Figure 8. Canopy coverage of different lettuce varieties at different growth stages.

As shown in Figure 8, the canopy coverage information shows an increasing trend with the advancement of growth stage, and variations in canopy coverage are observed among different varieties of lettuce at different growth stages. The group lettuce canopy coverage acquisition system can be used in subsequent research for automatic calculation of the canopy coverage information of different crops and automatic analysis of the dynamic growth changes of different crop varieties from both quantitative and qualitative perspectives, which is certainly promising and applicable.

4 Discussion

4.1 Necessity of obtaining canopy coverage of the group plant

Accurate acquisition of canopy coverage or leaf area is one of the important indicators for evaluating plant growth.
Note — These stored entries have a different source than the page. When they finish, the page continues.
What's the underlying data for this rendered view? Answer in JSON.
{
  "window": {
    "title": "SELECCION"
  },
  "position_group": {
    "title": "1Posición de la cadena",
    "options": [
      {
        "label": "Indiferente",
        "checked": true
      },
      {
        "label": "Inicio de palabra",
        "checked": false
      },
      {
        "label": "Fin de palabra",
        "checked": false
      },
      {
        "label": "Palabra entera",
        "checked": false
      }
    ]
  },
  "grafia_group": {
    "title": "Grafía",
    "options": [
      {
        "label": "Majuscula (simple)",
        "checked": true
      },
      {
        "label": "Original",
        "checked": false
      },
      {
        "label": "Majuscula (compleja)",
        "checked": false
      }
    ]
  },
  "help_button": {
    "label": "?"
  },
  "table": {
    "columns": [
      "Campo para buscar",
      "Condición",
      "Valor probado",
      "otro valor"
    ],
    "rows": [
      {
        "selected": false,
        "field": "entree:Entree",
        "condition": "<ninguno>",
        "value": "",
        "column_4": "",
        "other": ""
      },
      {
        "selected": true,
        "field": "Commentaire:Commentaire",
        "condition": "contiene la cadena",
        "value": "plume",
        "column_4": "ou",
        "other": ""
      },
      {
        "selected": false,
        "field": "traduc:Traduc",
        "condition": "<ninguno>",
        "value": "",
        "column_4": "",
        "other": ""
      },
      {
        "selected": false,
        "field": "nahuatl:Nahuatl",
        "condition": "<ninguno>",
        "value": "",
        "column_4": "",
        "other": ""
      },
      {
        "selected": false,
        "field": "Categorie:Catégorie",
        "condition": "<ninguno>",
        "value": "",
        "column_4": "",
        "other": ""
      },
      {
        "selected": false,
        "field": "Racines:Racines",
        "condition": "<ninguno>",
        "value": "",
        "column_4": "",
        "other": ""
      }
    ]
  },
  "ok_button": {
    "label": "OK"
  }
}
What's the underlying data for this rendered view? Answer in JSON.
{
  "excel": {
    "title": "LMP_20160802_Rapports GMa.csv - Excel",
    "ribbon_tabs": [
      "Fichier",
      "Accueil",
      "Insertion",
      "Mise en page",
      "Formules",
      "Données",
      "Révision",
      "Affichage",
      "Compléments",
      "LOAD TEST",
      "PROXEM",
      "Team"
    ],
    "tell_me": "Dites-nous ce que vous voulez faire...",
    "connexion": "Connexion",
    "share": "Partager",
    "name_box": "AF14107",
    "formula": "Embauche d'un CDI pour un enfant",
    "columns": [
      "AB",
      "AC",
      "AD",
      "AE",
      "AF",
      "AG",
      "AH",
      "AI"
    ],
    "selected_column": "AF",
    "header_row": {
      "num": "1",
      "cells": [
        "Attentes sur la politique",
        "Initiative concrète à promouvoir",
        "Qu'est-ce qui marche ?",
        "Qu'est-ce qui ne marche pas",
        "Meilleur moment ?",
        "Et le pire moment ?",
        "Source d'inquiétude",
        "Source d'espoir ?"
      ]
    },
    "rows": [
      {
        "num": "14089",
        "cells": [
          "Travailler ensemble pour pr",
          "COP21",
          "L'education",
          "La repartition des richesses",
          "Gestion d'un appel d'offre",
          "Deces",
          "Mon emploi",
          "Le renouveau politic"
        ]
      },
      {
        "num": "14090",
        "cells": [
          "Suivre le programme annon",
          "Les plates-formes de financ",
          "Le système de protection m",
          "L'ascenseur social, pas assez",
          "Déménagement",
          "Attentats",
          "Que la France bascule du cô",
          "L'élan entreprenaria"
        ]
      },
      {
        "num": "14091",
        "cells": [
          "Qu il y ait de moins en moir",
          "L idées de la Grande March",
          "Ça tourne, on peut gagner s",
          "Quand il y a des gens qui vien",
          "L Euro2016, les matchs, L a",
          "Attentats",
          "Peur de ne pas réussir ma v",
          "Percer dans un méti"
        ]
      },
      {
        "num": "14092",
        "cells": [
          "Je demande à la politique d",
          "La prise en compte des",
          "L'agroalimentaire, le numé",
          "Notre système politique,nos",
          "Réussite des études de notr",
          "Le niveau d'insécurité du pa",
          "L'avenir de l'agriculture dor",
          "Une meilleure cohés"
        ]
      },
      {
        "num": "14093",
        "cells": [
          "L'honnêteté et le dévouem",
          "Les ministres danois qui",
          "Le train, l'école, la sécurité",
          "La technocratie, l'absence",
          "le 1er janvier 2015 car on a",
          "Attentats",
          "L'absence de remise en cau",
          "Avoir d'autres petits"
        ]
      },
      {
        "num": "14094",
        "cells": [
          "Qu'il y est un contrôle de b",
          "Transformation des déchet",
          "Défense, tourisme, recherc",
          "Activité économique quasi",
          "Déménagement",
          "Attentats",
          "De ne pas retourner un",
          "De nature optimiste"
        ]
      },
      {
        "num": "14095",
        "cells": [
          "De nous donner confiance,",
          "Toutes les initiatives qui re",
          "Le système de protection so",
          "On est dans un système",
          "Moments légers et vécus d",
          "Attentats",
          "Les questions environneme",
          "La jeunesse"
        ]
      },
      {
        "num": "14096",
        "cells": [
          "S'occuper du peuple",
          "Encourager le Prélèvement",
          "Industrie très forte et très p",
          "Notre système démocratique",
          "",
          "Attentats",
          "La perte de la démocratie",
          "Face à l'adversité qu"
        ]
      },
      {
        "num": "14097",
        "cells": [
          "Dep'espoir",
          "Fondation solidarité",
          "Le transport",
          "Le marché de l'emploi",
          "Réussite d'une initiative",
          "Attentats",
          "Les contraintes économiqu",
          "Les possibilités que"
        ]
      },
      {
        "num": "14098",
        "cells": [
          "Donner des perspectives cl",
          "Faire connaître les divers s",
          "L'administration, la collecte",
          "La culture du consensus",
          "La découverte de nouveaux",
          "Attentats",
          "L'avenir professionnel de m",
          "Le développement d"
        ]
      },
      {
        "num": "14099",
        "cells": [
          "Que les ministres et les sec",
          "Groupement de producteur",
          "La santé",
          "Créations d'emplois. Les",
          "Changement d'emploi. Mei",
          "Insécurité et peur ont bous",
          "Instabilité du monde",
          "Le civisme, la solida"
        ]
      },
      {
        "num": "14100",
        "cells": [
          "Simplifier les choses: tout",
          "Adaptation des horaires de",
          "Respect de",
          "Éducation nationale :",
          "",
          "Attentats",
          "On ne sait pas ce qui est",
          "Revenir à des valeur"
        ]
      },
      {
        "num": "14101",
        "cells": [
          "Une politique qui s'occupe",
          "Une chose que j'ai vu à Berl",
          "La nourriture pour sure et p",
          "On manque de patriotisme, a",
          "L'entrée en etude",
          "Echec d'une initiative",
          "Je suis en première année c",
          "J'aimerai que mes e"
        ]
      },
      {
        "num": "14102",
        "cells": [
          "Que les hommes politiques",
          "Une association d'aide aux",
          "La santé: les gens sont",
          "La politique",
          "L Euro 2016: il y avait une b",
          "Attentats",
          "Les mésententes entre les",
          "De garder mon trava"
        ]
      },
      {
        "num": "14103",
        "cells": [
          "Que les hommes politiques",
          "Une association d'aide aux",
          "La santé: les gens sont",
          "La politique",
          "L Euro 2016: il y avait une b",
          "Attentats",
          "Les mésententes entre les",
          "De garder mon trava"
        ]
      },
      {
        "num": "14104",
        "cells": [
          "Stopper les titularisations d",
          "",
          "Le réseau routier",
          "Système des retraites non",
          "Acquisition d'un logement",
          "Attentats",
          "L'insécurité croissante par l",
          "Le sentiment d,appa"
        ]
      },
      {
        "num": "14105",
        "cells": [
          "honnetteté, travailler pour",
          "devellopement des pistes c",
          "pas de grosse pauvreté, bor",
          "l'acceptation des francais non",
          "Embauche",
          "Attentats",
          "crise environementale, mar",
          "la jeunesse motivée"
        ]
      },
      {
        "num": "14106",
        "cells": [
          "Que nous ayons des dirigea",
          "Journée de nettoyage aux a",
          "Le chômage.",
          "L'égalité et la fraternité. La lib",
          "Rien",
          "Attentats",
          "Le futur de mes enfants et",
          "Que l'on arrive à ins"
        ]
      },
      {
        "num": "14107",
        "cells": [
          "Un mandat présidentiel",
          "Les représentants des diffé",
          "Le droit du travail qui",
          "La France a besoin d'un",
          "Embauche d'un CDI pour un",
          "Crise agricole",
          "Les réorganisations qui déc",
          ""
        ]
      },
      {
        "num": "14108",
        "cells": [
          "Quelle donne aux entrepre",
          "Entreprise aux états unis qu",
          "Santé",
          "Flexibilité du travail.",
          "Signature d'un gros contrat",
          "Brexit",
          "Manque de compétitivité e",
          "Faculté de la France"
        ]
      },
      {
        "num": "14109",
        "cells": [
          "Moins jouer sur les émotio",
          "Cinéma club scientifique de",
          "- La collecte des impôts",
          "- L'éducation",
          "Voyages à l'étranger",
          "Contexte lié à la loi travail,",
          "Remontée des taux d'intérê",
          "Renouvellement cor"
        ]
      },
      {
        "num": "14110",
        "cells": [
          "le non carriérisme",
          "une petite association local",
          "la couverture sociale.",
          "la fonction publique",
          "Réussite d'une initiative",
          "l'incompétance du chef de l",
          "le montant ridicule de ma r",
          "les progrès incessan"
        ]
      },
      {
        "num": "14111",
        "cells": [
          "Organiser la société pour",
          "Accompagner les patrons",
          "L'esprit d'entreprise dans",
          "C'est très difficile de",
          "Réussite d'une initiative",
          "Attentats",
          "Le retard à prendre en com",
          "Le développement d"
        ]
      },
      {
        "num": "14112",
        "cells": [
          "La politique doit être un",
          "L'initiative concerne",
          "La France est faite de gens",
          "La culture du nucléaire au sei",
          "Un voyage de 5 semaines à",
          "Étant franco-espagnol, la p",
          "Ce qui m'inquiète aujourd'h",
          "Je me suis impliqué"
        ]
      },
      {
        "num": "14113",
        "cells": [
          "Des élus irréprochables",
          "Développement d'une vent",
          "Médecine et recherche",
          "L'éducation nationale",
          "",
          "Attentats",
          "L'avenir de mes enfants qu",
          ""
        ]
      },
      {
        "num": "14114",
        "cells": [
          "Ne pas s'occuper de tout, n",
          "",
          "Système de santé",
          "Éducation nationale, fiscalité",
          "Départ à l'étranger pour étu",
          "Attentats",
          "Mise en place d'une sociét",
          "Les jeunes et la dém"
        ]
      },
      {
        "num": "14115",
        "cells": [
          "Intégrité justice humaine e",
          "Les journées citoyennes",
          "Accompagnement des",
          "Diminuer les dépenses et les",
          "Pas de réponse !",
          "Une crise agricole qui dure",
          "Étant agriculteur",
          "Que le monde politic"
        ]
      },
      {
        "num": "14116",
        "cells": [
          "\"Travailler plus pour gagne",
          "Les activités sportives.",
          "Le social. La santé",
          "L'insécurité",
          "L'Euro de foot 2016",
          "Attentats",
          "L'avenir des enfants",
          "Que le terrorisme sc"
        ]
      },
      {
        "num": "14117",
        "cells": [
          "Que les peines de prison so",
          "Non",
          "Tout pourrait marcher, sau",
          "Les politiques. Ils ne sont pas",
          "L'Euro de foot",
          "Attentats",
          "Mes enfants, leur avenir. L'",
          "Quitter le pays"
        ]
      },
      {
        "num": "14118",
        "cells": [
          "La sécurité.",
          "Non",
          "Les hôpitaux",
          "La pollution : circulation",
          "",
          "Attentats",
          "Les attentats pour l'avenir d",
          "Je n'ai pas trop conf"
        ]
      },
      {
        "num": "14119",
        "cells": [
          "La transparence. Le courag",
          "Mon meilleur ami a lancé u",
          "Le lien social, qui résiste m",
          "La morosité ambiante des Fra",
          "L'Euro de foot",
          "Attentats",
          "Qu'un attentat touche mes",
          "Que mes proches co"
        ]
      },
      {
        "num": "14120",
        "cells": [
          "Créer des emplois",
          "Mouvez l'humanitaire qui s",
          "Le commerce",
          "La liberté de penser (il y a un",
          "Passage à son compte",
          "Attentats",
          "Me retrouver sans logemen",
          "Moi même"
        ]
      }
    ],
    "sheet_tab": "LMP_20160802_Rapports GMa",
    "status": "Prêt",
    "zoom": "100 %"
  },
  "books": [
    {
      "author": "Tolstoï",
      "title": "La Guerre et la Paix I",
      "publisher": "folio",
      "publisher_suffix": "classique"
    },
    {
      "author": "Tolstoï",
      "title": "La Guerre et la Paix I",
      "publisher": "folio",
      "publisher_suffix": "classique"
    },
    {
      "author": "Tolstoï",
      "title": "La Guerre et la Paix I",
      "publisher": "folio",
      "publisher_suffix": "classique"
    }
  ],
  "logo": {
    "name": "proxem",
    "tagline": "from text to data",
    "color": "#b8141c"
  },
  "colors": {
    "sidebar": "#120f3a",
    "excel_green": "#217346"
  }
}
Currently, some studies obtain the canopy ground cover of crop groups for field scenes and compare the advantages and disadvantages among various sensors. However, the process of obtaining canopy coverage with RGB digital camera is based on the pixel discrimination standard of (green – red)/(green + Red) > 0 (Deery et al., 2021). This method can greatly improve the speed of detection in practical applications, but there may be a certain gap with the deep learning method in accuracy (Yang et al., 2020; Sadashivan et al., 2021). Some studies may be limited by the cultivation mode (pot or pipe cultivation) and mainly estimate the leaf area of a single plant, but in the actual large-scale planting process, the canopy coverage or leaf area of a single plant has certain limitations, which is difficult to reflect the growth status of the same batch of the group plants (Rangarajan and Purushothaman, 2020; Mohammadi et al., 2021; Trivedi and Gupta, 2021; Bhagat et al., 2022). Therefore, this study fully considered the individual growth differences in the group plants and conducted a statistical analysis of the individual growth differences of the group plants. Among them, for the group plants in the same monitoring area, we used the ratio of the number of pixels of the target plant to the number of pixels of the whole viewing area to evaluate the growth difference of individual plants. The specific results are shown in Figure 9.

Figure 9

Six panels labeled (a) through (f) show segmented red plant-like shapes on a black background inside green boxes, each marked with a number and a percentage value in white text, illustrating image analysis of foliage.

Figure 9. Analysis of individual plant growth differences. (a) S1-V1 (b) S1-V2 (c) S1-V3 (d) S2-V1 (e) S2-V2 (f) S2-V3.

As shown in Figure 9, we selected partial images of S1 and S2 in the early growth stages of three varieties of lettuce for analysis of individual plant growth differences. It can be found that individual plant growth differences of different varieties of lettuce occurred in the early growth stages. As shown in figures (a), (b), and (c), the individual canopy coverage of multi-variety lettuce plants in the S1 stage can be basically divided into three levels: 0%-1%, 1%-2%, and 2%-3%. Similarly, as shown in figures (d), (e), and (f), it is found that the individual canopy coverage of multi-variety lettuce plants in the S2 stage can be generally divided into three levels: 2%-3%, 3%-4%, and 4%-7%. The reason may be that the root development degree of different plants is inconsistent in the process of seedling, resulting in further differences in nutrient absorption, and finally reflected in individual growth differences. Therefore, this study evaluated the growth of large-scale crops by obtaining the canopy coverage of the group lettuce of greenhouse cultivation.

4.2 The advantages and challenges of practical application

In Section 4.1, this study confirmed the fact that individual plants have growth differences. The canopy coverage of the group plants was obtained by using the semantic segmentation method, and the growth status of lettuce of different varieties and different growth stages was monitored (see Section 3.5 for details). Although we have improved PSPNet by combining ECA attention mechanism without increasing the size of the model, challenges of identifying the dynamic process of different varieties of lettuce of the whole life cycle in practical application are still existed. Therefore, in order to improve the segmentation of PSPNet on the group lettuce plants in the whole growth stage, this study proposed a new attention mechanism called CAS. CAS reinforces the features of the PSPNet backbone, which significantly improves MIoU indicators, ensuring accurate segmentation of PSPNet in practice. Considering the lightweight deployment requirements of the model in actual planting scenarios, this study replaced the original backbone ResNet50 of PSPNet with MobileNetv3 and InceptionNeXt for lightweight improvement. The results showed that PSPNet based on MobileNetv3 achieved a good balance between model performance and model complexity. MobileNetV3 and InceptionNeXt both have fewer parameters and smaller model-size, which helps reduce storage and computing resource consumption and improve model efficiency. However, compared to InceptionNeXt, MobileNetV3 has fewer parameters and a more lightweight model.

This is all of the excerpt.